«La pornografía no puede confinarse a un discurso cerrado o dentro
de unos márgenes interpretativos fijos porque ella establece la estructura
dilatoria de nuestro deseo: nos propone un cuerpo del que no gozaremos jamás,
que se escapa tras la pantalla, al mismo tiempo que nos acerca esa pantalla, su
hiperrealidad, para que nos desentendamos de los cuerpos. Este efecto nos
introduce en las mismas condiciones que funda nuestra actividad deseante, la
cual es siempre una forma de evasión y proyección, que nunca goza otro cuerpo
aunque lo tenga delante o se encuentre tocándolo, sino que lo escribe más allá,
como ese momento en que cogemos un libro y, sin haberlo comenzado aún o con tan
sólo unas páginas leídas, creemos vislumbrar ya el desarrollo de sus cauces, el
margen de nuestras expectativas, sus líneas de fuerza. Imaginamos no la
historia o su desenlace a través de nociones fragmentadas y posibilidades
abiertas, sino la sensación completa que habrá de dejarnos su lectura.
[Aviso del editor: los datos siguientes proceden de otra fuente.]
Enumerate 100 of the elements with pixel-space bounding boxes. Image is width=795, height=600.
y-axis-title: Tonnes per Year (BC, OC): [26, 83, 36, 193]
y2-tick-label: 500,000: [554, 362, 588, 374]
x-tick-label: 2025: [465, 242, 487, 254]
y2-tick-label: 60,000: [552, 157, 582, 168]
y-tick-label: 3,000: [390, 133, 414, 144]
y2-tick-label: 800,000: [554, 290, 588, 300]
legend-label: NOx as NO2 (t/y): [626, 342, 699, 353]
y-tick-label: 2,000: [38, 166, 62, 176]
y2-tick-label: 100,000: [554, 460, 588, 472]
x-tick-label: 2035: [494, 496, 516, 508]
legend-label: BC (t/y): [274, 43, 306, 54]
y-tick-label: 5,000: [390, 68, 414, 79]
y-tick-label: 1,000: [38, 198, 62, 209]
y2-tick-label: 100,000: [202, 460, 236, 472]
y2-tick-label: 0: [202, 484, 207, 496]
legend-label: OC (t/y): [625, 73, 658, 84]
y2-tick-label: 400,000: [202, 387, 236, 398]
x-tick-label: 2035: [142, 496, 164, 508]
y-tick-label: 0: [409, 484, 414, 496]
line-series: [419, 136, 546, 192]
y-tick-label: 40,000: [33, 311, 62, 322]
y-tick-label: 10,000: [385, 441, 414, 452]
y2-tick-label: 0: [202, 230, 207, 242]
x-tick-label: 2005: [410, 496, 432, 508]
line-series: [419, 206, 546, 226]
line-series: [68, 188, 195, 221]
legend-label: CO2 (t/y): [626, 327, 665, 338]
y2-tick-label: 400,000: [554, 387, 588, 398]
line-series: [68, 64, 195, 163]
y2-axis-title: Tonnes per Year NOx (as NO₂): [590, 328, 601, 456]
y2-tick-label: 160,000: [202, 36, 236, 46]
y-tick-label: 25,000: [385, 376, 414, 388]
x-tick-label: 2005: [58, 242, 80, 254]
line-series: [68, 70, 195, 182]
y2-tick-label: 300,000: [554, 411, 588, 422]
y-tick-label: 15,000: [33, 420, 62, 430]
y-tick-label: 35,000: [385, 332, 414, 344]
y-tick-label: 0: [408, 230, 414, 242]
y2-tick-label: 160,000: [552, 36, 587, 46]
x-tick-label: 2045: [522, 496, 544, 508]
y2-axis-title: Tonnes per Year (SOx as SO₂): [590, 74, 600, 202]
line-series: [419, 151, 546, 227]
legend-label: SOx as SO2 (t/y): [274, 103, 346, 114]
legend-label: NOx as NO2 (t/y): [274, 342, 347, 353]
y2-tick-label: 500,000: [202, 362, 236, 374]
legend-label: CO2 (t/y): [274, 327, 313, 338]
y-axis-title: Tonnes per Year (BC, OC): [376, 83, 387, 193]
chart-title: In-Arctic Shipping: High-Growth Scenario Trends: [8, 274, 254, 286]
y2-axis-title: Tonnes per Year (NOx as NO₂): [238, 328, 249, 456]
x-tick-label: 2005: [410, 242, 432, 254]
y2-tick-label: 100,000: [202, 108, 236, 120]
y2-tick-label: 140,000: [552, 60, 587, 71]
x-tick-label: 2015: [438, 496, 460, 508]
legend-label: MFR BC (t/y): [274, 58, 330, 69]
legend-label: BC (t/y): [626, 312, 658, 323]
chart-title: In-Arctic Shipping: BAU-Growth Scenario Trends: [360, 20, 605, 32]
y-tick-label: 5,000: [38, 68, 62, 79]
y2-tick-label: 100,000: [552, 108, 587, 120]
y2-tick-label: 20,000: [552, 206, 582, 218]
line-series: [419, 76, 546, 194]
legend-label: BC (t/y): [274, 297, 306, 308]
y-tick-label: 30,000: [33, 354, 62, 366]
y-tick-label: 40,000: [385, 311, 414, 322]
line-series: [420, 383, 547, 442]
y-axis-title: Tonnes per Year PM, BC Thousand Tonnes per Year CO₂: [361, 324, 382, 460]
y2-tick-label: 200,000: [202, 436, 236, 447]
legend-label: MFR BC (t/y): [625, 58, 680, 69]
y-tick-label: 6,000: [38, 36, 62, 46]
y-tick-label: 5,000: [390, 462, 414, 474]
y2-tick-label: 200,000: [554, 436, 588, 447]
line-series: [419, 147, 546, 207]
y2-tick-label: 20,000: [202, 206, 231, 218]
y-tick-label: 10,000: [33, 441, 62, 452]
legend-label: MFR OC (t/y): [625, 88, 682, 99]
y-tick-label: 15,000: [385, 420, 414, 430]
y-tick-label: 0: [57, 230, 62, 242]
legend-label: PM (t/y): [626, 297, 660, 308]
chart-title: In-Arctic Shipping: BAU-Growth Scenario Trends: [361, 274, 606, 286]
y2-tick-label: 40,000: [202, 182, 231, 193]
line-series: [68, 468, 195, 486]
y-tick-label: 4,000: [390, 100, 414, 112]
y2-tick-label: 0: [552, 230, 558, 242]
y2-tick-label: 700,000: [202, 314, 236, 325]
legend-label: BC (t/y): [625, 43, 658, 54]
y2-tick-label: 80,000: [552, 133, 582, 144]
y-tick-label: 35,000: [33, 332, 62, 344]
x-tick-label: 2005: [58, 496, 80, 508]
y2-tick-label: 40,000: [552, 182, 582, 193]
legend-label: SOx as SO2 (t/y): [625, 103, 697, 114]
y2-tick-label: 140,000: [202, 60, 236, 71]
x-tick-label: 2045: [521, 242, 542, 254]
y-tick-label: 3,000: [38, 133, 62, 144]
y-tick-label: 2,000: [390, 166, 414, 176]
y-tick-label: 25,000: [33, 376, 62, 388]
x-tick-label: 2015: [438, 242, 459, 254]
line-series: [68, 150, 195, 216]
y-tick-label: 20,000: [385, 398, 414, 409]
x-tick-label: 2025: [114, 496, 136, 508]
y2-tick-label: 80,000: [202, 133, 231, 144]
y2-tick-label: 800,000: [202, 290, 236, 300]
Es ese
momento el único en que el libro es real; a continuación, el libro se cae de
nuestras manos, nos muestra el prosaísmo de las palabras, cierra sus cauces,
las avenidas por donde podrían haber corrido sus flujos imaginarios, y concluye
su trama como si nos obligara a despertar de un sueño. La literatura es siempre
decepcionante, incluso cuando nos apasiona, como también los cuerpos y los
placeres, porque solicitan y prometen experiencias abiertas, sin prefijar, pero
que necesariamente han de cumplirse: son los fetiches para un infinito que aguarda más allá de las páginas o de
la última caricia. Una vez concluido un libro o un cuerpo, descubrimos que no
queda allí el valor de promesa que nos ofrecía. De algún modo, la literatura o
los cuerpos nos encaminan hacia el viaje y no hacia la meta. Sólo es real, por
tanto, ese movimiento inexistente en que la literatura se muestra como un
camino sin camino o el cuerpo como un espacio sin territorio. De ahí el éxito del porno, especie de literatura
carnal que concluye su promesa, pues siempre nos hace entrega justamente de
aquello que nos niega, es decir: nos asegura que el
infinito acaba ahí, justo en la pantalla del televisor. Frente a la desazón que
deja el libro ante su cierre, como si no aceptáramos que el destino de los
personajes o las peripecias más nimias concluyeran en ese punto, el porno se
cumple, y el orgasmo y su correlato masturbatorio levantan acta de esa
clausura. El porno afirma que ya no habrá más promesas, más expectativas, y es
ésa la forma más pura de una promesa. Por otro lado, esto mismo es prometido infinitamente: hay más porno en la red
del que nadie jamás pueda llegar a consumir, y pronto habrá (si no los hay aún)
más felaciones que monólogos dramáticos en el teatro europeo, más desnudos
femeninos que relatos mitológicos, más erecciones que sonetos».